1. This suit was brought for specific performance of a contract to sell, certain lands. Although the agreement to sell was executed by the defendant alone, it was stated in the document that the lands were being enjoyed in equal shares by the defendant and the defendant's divided elder brother, and that they had been purchased out of money belonging to them severally. The defendant agreed to have the proposed sale deed executed by himself and by his brother on his own account and as guardian of his minor son.
2. The District Munsif found: (1) that both parties knew full well at the time of execution of the agreement to sell (Exhibit A) that one-half of the land belonged to Ramasamier and his son, and (2) that the agreement fell through owing to the default of both parties. Referring to illustration (a) to Section 15 of the Specific Relief Act and to Section 17, he decided that this was not a case in which specific performance of a part of the contract could be enforced, inasmuch as the defendant was not competent, to transfer the half to which he did not possess a title, and as the plaintiff made no offer to purchase the defendant's own half paying the price agreed upon and waiving all right to compensation for deficiency or for loss. The District Judge did not agree with the District Munsif upon this point.
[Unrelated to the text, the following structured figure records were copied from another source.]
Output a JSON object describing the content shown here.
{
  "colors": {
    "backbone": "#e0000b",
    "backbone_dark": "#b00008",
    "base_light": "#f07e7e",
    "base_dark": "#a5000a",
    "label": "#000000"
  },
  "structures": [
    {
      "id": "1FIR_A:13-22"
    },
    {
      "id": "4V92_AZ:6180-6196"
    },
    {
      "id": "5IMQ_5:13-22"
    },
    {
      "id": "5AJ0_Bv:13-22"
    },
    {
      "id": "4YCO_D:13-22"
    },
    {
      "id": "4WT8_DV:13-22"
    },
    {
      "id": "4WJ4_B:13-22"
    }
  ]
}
He was unable to see that there was anything to debar the plaintiff from asking for a sale deed for the whole land to be executed in his favour by the defendant as stipulated in Exhibit A, the plaintiff being allowed to take the document for what it was worth. The District Judge further remarked that he found no reason for declaring the agreement unenforceable on general grounds. He declined however to give the plaintiff a decree on account of his delay of three years in instituting the suit.
3. In a. case of minors, when a suit was brought for specific performance of a contract of sale and the contract was found to be not binding on the minors, this Court, in Poraka Subbarami Reddy v. Vadlamudi Seshachalam Chetty I.L.R. (1910) Mad. 359 observed: 'If the contract is indivisible under Section 17 of the Act what then is the relief to which the plaintiff is entitled? We are asked by the appellant to give him a decree for the whole against the first and fourth defendants on the authority of Srinivasa Reddi v. Sivarama Reddi I.L.R. (1909) Mad. 320. This we are unable to do.'
4. In that case the appellant expressed his willingness to take a conveyance from the first and fourth defendants of all their interests in the suit properties for tie purchase money agreed upon without abatement or compensation, and a decree for that relief was granted accordingly. This course is not open in the present case as the appellant does not ask for it.
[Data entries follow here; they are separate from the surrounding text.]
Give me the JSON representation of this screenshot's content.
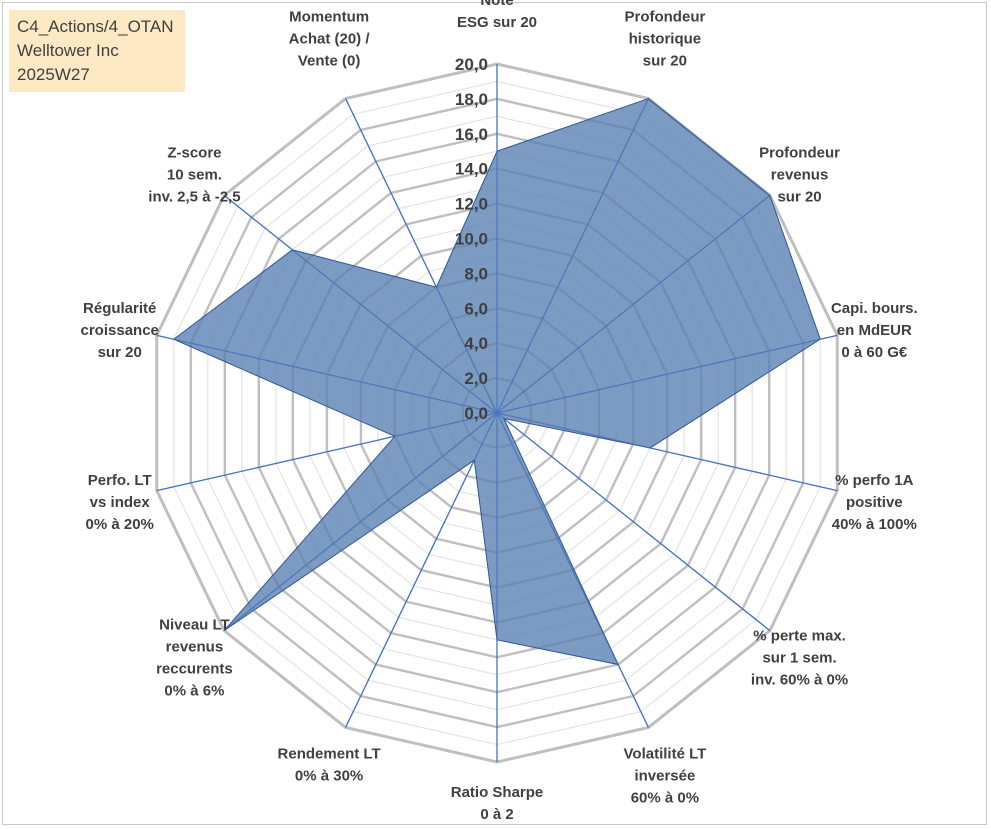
{
  "info": {
    "line1": "C4_Actions/4_OTAN",
    "line2": "Welltower Inc",
    "line3": "2025W27"
  },
  "chart_data": {
    "type": "radar",
    "max": 20,
    "ticks": [
      "0,0",
      "2,0",
      "4,0",
      "6,0",
      "8,0",
      "10,0",
      "12,0",
      "14,0",
      "16,0",
      "18,0",
      "20,0"
    ],
    "axes": [
      {
        "lines": [
          "Note",
          "ESG sur 20"
        ]
      },
      {
        "lines": [
          "Profondeur",
          "historique",
          "sur 20"
        ]
      },
      {
        "lines": [
          "Profondeur",
          "revenus",
          "sur 20"
        ]
      },
      {
        "lines": [
          "Capi. bours.",
          "en MdEUR",
          "0 à 60 G€"
        ]
      },
      {
        "lines": [
          "% perfo 1A",
          "positive",
          "40% à 100%"
        ]
      },
      {
        "lines": [
          "% perte max.",
          "sur 1 sem.",
          "inv. 60% à 0%"
        ]
      },
      {
        "lines": [
          "Volatilité LT",
          "inversée",
          "60% à 0%"
        ]
      },
      {
        "lines": [
          "Ratio Sharpe",
          "0 à 2"
        ]
      },
      {
        "lines": [
          "Rendement LT",
          "0% à 30%"
        ]
      },
      {
        "lines": [
          "Niveau LT",
          "revenus",
          "reccurents",
          "0% à 6%"
        ]
      },
      {
        "lines": [
          "Perfo. LT",
          "vs index",
          "0% à 20%"
        ]
      },
      {
        "lines": [
          "Régularité",
          "croissance",
          "sur 20"
        ]
      },
      {
        "lines": [
          "Z-score",
          "10 sem.",
          "inv. 2,5 à -2,5"
        ]
      },
      {
        "lines": [
          "Momentum",
          "Achat (20) /",
          "Vente (0)"
        ]
      }
    ],
    "values": [
      15.0,
      20.0,
      20.0,
      19.0,
      9.0,
      0.5,
      16.0,
      13.0,
      3.0,
      20.0,
      6.0,
      19.0,
      15.0,
      8.0
    ],
    "colors": {
      "fill": "#5b82b3",
      "fill_opacity": 0.8,
      "outline": "#2e5597",
      "grid_major": "#bfbfbf",
      "grid_minor": "#e3e3e3",
      "spoke": "#4472c4"
    }
  }
}
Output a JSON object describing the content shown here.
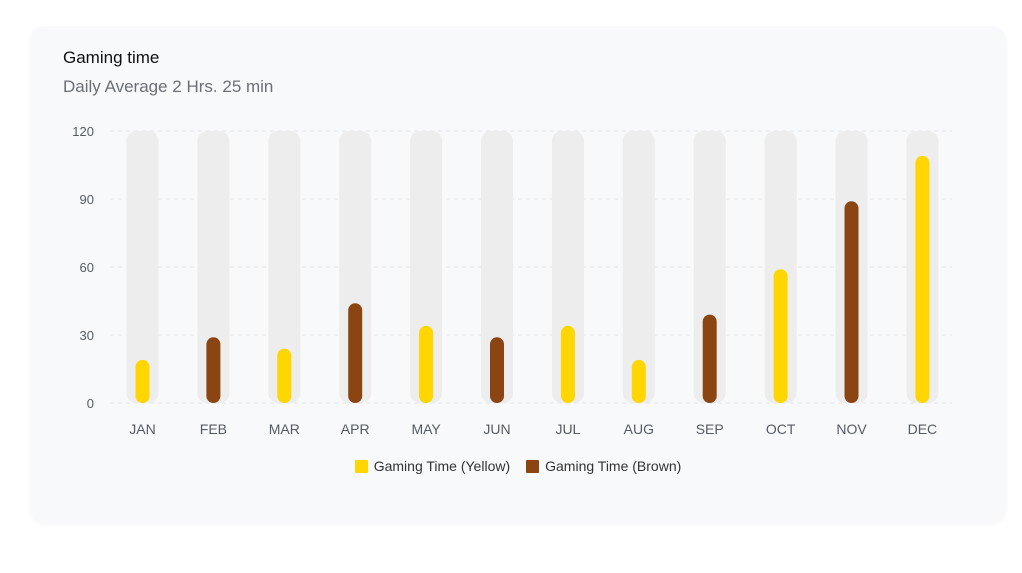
{
  "card": {
    "title": "Gaming time",
    "subtitle": "Daily Average 2 Hrs. 25 min"
  },
  "chart_data": {
    "type": "bar",
    "categories": [
      "JAN",
      "FEB",
      "MAR",
      "APR",
      "MAY",
      "JUN",
      "JUL",
      "AUG",
      "SEP",
      "OCT",
      "NOV",
      "DEC"
    ],
    "values": [
      19,
      29,
      24,
      44,
      34,
      29,
      34,
      19,
      39,
      59,
      89,
      109
    ],
    "bar_colors": [
      "yellow",
      "brown",
      "yellow",
      "brown",
      "yellow",
      "brown",
      "yellow",
      "yellow",
      "brown",
      "yellow",
      "brown",
      "yellow"
    ],
    "yticks": [
      0,
      30,
      60,
      90,
      120
    ],
    "ylim": [
      0,
      120
    ],
    "grid": true,
    "legend_position": "bottom",
    "series": [
      {
        "name": "Gaming Time (Yellow)",
        "color": "#FFD600"
      },
      {
        "name": "Gaming Time (Brown)",
        "color": "#8B4513"
      }
    ],
    "track_color": "#ededed",
    "xlabel": "",
    "ylabel": ""
  }
}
5. Kosuri Ramaraju v. Ivalury Ramalingam (1903) 26 Mad. 74 and Srinivasa Reddi v. Sivarama Reddi (1909) 32 Mad. 320 were both cases in which a managing member of an undivided family contracted to sell undivided property without tie concurrence of other members. Without deter-mining whether the sale by the manager would bind the other members, it was considered that the plaintiff was entitled to a decree for specific performance. Section 15 of the Specific Relief Act was not applied for the reason given in the later decision, viz., that an undivided father has an interest in every portion of the undivided property. But when the family is divided as here, Section 17 distinctly prohibits a Court from directing the specific performance of a part of a contract except in accordance with the preceding sections. Even in cases where the conditions of Section 15 are fulfilled the use of the word 'may' indicates that the granting of a decree for part performance is discretionary with the Court, and we should hold that when there has been great delay in attempting to enforce a contract and circumstances have greatly changed either from a rise of prices or other causes in the interval, the Courts would be justified in refusing to give legal effect to an inequitable arrangement.
6. Now the plaintiff in the present case wants the Court to compel the defendant to execute a deed of sale for the whole property and if he refuses, to issue one in his name under the seal of the Court, and to allow him to make what he can out of the title thus convoyed. Such a request is quite inadmissible. A sale is a transfer of ownership in exchange for a price (section 54, Transfer of Property Act). The defendant has nothing which he is capable of transferring in the moiety of the property of which he is not the owner and is not in possession. It is impossible to sever the execution of the deed from the transfer to be effected thereby and to treat them as separate acts of the same person. The Court will not lend its sanction to a transaction devoid of legal effect. See Darts' 'Vendors and Purchasers,' pages 1072--'3; 'Fry on Specific Performance,' paragraphs 1000 and 1001; 'Banerjee on Specifics Relief,' pages 457 to 467. Barrett v. Ring (1854) 2 Sm. & G. 43 referred to for the appellants is not in point as then the vendor was not without any title at all to the property agreed to be conveyed. Moreover the execution of a sale deed by the first defendant over property which does not belong to him would be an act improper in itself as it is calculated to throw a cloud over the title of his brother which would be sufficient to give him a cause of action for a declaratory suit. The Court will not compel him to do such an act.
7. The Second Appeal is therefore dismissed with costs.